Even though the nationwide lockdown over coronavirus has seen most businesses and industries across India come to a grinding halt, the business of crime, unfortunately, seems to be continuing across the country. From online crimes like consuming pornography involving minors to physical ones like domestic violence, lynchings, and murders, there is an unfortunate abundance of horrifying stories in the news. The latest addition to this list is the murder of two sadhus in Uttar Pradesh’s village of Bulandshahr. The bodies of the two sadhus were found in the temple complex by villagers on the morning of April 28.
Bodies of two priests found at a temple in Bulandshahr. Police investigation underway.

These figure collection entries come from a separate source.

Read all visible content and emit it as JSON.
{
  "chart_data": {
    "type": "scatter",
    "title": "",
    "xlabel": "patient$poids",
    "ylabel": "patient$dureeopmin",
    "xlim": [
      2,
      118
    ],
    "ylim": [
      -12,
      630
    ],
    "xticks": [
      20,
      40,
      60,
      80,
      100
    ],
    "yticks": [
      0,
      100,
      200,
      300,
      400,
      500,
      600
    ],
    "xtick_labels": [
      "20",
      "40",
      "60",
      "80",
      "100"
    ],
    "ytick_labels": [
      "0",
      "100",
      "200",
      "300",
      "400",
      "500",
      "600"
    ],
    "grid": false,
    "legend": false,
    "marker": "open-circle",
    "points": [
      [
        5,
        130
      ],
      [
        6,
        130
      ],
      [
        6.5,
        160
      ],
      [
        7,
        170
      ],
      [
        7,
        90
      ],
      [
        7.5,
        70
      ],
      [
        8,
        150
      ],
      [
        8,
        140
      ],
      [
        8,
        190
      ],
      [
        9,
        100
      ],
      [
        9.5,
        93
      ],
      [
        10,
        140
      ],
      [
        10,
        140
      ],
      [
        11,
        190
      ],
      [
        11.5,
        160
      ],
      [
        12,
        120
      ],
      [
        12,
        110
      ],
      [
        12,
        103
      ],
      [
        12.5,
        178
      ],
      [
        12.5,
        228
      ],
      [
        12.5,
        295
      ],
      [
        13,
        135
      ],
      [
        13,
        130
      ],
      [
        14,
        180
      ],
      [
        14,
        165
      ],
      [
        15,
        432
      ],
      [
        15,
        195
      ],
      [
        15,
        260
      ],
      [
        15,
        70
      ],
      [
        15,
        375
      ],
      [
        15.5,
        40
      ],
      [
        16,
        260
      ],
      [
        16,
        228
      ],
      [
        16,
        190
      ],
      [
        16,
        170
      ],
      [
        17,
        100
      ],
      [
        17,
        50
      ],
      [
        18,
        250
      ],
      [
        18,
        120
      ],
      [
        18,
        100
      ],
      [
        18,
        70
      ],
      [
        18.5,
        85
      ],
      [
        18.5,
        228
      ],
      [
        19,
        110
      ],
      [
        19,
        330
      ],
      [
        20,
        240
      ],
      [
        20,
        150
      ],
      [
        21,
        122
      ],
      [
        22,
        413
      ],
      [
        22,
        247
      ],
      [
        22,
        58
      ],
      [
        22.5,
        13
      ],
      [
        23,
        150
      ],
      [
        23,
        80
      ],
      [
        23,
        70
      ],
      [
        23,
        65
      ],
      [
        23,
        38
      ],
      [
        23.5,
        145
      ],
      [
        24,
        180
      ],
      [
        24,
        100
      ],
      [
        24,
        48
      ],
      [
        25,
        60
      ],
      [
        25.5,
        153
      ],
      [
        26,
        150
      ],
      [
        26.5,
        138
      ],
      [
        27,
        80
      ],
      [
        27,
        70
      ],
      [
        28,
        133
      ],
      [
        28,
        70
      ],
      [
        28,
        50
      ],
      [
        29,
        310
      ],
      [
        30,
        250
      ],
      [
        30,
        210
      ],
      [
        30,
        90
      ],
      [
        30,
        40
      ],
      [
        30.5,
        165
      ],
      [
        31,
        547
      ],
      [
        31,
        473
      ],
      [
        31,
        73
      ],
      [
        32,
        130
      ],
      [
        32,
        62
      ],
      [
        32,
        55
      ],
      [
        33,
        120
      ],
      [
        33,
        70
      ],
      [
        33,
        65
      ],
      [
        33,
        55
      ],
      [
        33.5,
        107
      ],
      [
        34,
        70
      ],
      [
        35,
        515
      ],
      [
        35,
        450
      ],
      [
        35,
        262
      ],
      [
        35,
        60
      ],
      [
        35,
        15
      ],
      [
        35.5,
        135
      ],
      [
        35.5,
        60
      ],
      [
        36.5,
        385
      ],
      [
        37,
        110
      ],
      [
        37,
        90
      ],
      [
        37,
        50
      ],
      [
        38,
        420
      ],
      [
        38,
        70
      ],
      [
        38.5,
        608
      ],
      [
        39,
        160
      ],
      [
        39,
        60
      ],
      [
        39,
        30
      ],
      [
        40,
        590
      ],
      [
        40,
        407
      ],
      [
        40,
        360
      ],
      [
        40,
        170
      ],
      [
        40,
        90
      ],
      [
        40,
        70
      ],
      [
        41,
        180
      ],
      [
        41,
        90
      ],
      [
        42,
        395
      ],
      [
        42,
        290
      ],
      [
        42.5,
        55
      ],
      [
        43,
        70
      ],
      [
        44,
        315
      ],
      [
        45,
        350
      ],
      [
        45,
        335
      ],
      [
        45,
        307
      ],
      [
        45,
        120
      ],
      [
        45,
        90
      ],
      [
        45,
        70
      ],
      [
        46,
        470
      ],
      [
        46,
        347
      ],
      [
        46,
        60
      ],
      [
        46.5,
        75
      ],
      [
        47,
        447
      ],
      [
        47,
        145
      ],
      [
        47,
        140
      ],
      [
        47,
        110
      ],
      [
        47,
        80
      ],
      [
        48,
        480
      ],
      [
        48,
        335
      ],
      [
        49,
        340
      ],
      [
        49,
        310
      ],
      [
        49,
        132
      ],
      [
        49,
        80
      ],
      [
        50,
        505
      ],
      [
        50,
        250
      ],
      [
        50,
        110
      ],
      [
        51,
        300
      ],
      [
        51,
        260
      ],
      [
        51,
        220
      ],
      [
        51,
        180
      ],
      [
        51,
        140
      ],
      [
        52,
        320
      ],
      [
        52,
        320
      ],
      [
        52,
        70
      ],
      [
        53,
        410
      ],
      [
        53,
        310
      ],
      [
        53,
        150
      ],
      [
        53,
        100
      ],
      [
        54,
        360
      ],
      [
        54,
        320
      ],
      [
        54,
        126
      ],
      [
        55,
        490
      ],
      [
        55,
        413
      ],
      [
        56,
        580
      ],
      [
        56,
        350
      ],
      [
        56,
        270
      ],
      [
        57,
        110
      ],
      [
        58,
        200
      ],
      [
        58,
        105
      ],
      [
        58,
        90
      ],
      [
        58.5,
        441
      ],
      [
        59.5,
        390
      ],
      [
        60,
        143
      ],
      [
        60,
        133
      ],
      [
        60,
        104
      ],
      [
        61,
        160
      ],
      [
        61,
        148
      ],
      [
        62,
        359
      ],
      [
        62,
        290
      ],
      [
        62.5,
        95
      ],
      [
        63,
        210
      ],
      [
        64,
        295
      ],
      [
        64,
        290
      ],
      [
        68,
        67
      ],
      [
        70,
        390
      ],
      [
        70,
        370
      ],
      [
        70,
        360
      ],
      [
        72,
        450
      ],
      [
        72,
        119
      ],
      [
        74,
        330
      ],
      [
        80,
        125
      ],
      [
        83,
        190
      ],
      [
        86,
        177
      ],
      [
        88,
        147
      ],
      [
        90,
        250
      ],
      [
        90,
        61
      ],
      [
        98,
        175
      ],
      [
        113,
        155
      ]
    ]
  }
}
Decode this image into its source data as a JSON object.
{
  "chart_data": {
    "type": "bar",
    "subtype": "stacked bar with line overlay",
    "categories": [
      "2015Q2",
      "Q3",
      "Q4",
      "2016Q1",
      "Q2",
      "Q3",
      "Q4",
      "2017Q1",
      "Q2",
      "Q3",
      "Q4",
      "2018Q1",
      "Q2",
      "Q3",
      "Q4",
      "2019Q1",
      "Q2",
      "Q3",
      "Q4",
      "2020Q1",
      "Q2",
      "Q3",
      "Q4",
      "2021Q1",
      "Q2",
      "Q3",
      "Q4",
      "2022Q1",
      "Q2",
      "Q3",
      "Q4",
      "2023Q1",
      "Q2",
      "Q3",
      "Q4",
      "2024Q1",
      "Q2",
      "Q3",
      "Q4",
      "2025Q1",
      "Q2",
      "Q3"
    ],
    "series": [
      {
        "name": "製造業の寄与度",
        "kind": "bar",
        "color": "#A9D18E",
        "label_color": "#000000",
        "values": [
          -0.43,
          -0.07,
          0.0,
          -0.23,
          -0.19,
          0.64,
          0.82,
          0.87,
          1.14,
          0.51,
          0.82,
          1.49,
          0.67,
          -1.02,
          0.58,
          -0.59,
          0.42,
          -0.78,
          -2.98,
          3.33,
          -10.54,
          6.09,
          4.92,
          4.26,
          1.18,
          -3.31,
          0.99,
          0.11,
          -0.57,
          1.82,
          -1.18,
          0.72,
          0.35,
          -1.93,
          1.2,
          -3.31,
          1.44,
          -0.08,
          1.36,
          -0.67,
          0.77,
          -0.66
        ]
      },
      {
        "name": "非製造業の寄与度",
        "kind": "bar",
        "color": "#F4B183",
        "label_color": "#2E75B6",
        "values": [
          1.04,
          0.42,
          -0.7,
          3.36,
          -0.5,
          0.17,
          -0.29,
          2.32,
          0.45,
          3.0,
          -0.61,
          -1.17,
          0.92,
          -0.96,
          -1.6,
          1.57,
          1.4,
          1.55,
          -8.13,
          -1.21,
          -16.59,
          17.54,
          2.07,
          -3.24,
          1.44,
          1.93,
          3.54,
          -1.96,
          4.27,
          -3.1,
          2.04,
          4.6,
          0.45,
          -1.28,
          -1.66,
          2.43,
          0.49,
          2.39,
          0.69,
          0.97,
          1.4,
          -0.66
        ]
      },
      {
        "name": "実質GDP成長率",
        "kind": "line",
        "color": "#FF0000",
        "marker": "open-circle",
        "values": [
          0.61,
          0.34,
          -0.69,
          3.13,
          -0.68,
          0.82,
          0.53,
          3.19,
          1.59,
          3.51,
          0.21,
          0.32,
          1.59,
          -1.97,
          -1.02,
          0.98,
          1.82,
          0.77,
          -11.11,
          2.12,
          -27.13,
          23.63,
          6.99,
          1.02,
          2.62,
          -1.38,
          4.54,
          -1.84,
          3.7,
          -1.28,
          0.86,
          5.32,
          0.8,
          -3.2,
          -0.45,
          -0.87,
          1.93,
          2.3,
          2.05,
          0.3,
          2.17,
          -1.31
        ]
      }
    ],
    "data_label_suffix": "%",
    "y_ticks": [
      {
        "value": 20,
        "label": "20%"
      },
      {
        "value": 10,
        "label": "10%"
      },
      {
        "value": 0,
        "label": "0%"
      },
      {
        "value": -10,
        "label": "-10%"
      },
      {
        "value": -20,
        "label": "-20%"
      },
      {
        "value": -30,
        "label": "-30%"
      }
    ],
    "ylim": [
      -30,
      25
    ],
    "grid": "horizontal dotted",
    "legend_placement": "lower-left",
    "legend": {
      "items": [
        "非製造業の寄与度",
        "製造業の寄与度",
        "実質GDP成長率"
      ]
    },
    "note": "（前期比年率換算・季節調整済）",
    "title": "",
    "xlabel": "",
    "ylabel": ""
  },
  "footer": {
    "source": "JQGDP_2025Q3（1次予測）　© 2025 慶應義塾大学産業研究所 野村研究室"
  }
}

Post-mortem reports awaited. pic.twitter.com/SsH7hMrrSv
— ANI UP (@ANINewsUP) April 28, 2020
The case has some similarities with a lynching that occurred in Maharashtra earlier in April, where two sadhus were lynched by a mob of over 100 people, and the similarities go beyond the identities of the victims as men of religion.
In both cases, Palghar and Bulandshahr, the police had to reveal the identities of the accused and specify that the victims and killers belonged to the same community. This was done with the view to maintain communal harmony and not allowing the issue to become coloured along religious lines with the spread of fake news. In a report published by The Quint, Bulandshahr SSP Santosh Kumar Singh clarifies the police’s stand on the matter, saying, “These days the media often misrepresents news by giving it a false communal colour and motive. The reason I had to mention the caste is to highlight that the accused and victims belong to the same community (Hindus).”
Even though the nationwide lockdown has brought India to a grinding halt, the business of crime, unfortunately, seems to be continuing.
This reasoning follows in the steps of the actions of the Mumbai Police, who also had to release a list of all 101 accused in the lynching case to prove that there were no Muslims in the mob that murdered the Hindu sadhus – a measure taken to prevent the conflagration of communal tension.
Another similarity between the murders in Palghar or Bulandshahr was that neither case had anything to do with religion. In Palghar, the mob was whipped into a fury by rumours that the two sadhus and their driver were in fact thieves. In Bulandshahr, the killer allegedly attacked the sadhus after they had a prior altercation over the killer stealing from the sadhus. Despite these facts, police have had their work made even harder by having to avoid triggering communal sentiments in the wake of such incidents. For the police, apprehending murderers is a difficult enough job by itself; having to pacify communal trolls should not be necessary. But sadly, it is.